Security Software Programs / Re: Windows Defender scheduled scan
« on: July 05, 2021, 04:41:02 AM »

Well I guess that I learned a little something today.  I could not figure out where you got the data in that little clip that you posted at "July 04, 2021, 12:27:11 PM".  Finally after a lot of internet searching I was able to find my version of that data.
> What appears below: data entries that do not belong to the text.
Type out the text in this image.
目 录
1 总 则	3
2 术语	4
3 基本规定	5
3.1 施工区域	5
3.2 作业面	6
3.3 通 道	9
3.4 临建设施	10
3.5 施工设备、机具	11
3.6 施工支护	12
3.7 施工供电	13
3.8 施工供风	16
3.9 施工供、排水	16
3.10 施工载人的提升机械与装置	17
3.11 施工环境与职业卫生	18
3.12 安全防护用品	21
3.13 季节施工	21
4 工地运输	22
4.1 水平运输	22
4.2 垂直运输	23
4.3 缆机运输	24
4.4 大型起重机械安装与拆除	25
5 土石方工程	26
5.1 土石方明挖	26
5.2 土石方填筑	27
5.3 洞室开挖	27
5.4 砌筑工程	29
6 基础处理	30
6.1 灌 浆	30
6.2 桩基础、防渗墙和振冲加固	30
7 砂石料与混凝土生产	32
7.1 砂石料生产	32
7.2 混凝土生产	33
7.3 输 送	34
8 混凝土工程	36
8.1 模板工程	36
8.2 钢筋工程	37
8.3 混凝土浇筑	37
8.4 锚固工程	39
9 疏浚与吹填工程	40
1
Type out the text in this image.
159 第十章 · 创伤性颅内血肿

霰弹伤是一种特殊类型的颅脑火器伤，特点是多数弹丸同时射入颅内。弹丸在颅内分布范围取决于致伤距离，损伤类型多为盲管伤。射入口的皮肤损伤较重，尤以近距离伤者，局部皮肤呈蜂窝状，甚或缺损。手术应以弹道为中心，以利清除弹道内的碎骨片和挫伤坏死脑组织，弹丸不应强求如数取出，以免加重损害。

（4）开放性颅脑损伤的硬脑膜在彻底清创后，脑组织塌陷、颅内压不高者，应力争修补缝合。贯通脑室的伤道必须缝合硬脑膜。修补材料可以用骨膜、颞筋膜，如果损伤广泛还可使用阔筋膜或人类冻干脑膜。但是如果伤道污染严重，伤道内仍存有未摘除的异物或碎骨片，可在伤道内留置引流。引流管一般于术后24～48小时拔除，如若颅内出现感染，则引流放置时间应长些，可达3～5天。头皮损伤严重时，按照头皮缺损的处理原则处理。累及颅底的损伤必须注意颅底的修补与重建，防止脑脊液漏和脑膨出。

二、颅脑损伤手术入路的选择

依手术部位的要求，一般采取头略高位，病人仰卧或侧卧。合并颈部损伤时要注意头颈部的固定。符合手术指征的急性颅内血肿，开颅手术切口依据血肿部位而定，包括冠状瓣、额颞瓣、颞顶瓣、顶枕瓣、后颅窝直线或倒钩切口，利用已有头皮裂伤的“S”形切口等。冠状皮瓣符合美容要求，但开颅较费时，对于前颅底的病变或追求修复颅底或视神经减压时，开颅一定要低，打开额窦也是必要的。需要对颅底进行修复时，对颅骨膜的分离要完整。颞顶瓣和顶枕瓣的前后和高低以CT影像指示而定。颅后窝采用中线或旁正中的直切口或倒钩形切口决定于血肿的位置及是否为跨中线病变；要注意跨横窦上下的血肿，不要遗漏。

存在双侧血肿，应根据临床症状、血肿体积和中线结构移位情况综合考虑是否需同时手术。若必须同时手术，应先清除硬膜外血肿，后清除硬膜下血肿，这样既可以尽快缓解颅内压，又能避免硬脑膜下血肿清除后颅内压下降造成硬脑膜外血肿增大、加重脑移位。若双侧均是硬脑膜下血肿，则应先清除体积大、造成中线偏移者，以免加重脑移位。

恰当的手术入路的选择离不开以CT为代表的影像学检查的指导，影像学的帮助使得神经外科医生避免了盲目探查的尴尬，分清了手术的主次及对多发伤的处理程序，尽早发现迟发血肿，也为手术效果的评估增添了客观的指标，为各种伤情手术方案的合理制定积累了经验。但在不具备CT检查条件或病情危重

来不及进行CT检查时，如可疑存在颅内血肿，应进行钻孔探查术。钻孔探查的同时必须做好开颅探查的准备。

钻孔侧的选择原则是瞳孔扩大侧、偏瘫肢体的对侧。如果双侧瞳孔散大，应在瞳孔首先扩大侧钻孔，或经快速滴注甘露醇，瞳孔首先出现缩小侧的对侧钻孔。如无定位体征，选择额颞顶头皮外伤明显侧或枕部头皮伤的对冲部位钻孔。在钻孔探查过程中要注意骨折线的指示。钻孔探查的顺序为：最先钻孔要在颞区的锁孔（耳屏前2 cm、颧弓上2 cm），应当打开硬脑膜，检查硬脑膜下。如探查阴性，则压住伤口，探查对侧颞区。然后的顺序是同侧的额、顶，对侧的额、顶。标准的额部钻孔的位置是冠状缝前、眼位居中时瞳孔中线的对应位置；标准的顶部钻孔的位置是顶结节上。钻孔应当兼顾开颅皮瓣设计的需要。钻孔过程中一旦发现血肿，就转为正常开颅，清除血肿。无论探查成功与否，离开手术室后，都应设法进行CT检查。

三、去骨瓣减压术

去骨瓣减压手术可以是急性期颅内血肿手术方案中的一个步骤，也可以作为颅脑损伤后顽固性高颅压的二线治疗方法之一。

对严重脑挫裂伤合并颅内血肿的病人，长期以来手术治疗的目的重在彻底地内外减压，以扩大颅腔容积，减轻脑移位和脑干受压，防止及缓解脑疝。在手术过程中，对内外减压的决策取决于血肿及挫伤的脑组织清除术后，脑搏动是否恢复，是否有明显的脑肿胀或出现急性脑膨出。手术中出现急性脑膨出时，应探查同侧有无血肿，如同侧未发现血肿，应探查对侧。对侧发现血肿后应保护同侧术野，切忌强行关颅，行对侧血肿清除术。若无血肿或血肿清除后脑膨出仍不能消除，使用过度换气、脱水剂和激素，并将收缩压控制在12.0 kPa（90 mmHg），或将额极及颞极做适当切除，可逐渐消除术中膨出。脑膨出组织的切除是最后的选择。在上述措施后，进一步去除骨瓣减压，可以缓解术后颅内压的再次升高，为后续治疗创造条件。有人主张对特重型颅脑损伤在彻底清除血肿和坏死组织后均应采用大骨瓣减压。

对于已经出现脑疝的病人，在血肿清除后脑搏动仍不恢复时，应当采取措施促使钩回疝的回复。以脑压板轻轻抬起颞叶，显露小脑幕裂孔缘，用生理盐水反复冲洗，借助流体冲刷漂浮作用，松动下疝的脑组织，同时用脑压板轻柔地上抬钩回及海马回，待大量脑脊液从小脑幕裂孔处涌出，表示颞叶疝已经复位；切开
As I mentioned in my earlier post I never get those little yellow triangles, and I do the same thing as you---meaning that I turn my computer off every night (or whenever I will not be using it for a long while) and unplug the power cords.

Having said that, when I compared my Task Scheduler data to yours it seems that the difference is that you seem to have set a schedule manually, whereas in my case I have not set a schedule (or a "trigger").  I have simply allowed Windows to do whatever it needs to do with Windows Defender.  (See my clip below)

So maybe if you delete the "trigger" for your "schedule" that you have set up for "13:00 every Sunday. . ." and just let the "trigger" stay blank perhaps Windows will just go about doing its business automatically and not bother you with the yellow triangles.  It is worth a try anyway.


Security Software Programs / Re: Windows Defender scheduled scan
« on: July 03, 2021, 11:28:54 AM »

Are you using Windows 10?  If so when you right click on the Windows Security icon on your taskbar and choose "View Security Dashboard", are all of the settings that you can find through the links on the dashboard set to "On"?  There are several categories of links there and all of mine are set to "On" and all of the scans happen automatically for me.  I never get that yellow triangle anymore nor do I have to do anything manually.

You can also get to the same pages by clicking the "Start" button, "Settings", "Windows Security", "Open Windows Security".